In many ways this should be a winter recipe, but summer weather has been rare these last few months. Also, soup is easy to make even when the weather is actually warm – it only uses one ring and not even for that long if you use stock.
In this case, I found chicken stock when raiding the freezer and for me chicken stock and soup really has to be potage bonne femme. The potatoes make it thick and rich feeling without any need for cream. The stock combined with our new kitchen gadget, a mandolin, to make this the quickest soup ever.
Potage Bonne Femme
Stock, I had 400ml
Potatoes, as many as you fancy, in this case about 20 small ones, sliced on the thickest mandolins setting.

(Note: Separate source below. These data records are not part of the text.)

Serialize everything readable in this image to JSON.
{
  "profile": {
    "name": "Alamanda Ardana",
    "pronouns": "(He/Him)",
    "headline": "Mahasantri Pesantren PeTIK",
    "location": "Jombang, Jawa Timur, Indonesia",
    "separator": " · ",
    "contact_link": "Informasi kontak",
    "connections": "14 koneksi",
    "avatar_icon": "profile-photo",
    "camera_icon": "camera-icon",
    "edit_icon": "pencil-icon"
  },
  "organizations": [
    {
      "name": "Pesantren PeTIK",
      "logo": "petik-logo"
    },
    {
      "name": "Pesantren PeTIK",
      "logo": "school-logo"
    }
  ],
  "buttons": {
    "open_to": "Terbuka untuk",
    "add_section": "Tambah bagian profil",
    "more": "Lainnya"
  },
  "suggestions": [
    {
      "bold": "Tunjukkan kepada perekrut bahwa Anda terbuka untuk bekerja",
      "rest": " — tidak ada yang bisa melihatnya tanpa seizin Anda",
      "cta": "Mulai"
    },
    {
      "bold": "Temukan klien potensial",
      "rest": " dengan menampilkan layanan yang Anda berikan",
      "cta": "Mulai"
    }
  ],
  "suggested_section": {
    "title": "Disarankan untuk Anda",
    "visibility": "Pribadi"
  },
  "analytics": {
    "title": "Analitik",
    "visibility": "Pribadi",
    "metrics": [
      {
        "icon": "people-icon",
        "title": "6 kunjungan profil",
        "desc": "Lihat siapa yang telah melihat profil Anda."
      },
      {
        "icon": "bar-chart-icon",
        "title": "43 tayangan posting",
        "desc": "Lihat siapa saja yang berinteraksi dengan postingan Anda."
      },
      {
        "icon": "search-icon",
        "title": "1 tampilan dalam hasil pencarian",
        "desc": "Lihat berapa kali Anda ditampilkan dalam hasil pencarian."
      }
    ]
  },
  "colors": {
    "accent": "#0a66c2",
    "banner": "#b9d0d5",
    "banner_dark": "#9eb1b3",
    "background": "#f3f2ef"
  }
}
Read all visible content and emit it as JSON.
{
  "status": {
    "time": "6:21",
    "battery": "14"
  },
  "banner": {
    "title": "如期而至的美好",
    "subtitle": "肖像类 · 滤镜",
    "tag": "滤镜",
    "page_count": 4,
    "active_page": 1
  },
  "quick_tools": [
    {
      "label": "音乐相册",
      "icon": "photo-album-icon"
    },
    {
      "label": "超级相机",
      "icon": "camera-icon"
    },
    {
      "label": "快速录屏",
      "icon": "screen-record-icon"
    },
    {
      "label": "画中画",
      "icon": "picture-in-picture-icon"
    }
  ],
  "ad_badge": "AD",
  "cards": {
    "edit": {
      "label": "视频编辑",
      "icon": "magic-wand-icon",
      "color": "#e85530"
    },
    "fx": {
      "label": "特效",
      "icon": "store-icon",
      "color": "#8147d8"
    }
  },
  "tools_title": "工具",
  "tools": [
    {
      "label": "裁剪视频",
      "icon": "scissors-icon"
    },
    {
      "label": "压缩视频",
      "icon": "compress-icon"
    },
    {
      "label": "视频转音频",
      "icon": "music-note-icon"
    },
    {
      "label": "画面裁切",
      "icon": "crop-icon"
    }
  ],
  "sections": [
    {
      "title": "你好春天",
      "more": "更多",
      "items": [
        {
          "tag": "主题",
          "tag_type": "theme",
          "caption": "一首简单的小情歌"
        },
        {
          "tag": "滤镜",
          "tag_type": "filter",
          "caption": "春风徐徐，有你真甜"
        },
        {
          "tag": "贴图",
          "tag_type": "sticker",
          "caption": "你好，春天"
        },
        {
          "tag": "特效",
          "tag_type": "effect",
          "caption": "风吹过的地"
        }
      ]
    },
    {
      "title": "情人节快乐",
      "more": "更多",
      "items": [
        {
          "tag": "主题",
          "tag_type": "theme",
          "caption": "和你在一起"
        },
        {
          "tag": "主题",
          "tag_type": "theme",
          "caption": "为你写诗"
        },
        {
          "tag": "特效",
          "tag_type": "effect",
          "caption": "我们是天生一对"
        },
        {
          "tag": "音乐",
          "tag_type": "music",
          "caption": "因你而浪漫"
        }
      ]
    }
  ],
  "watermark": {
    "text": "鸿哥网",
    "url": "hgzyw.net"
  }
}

2 onions, sliced on the thinnest setting
2 carrots, sliced
Fry the onions in the oil until they are started to caramelise. Add the carrots and the sliced potatoes and give them a few minutes to soften. Then add the stock. In my case, I chucked the frozen lump of stock in on top and let it melt over the potatoes, but liquid stock is probably simpler. Cook for about 20 minutes. Blend with a stick blender and then add some hot water if it is too thick. Serve with some chopped herbs. Traditionally, parsley, but I continue to avoid it, so I used chives from our overgrown garden. The plants like the weather, even if the rest of us are ambivalent.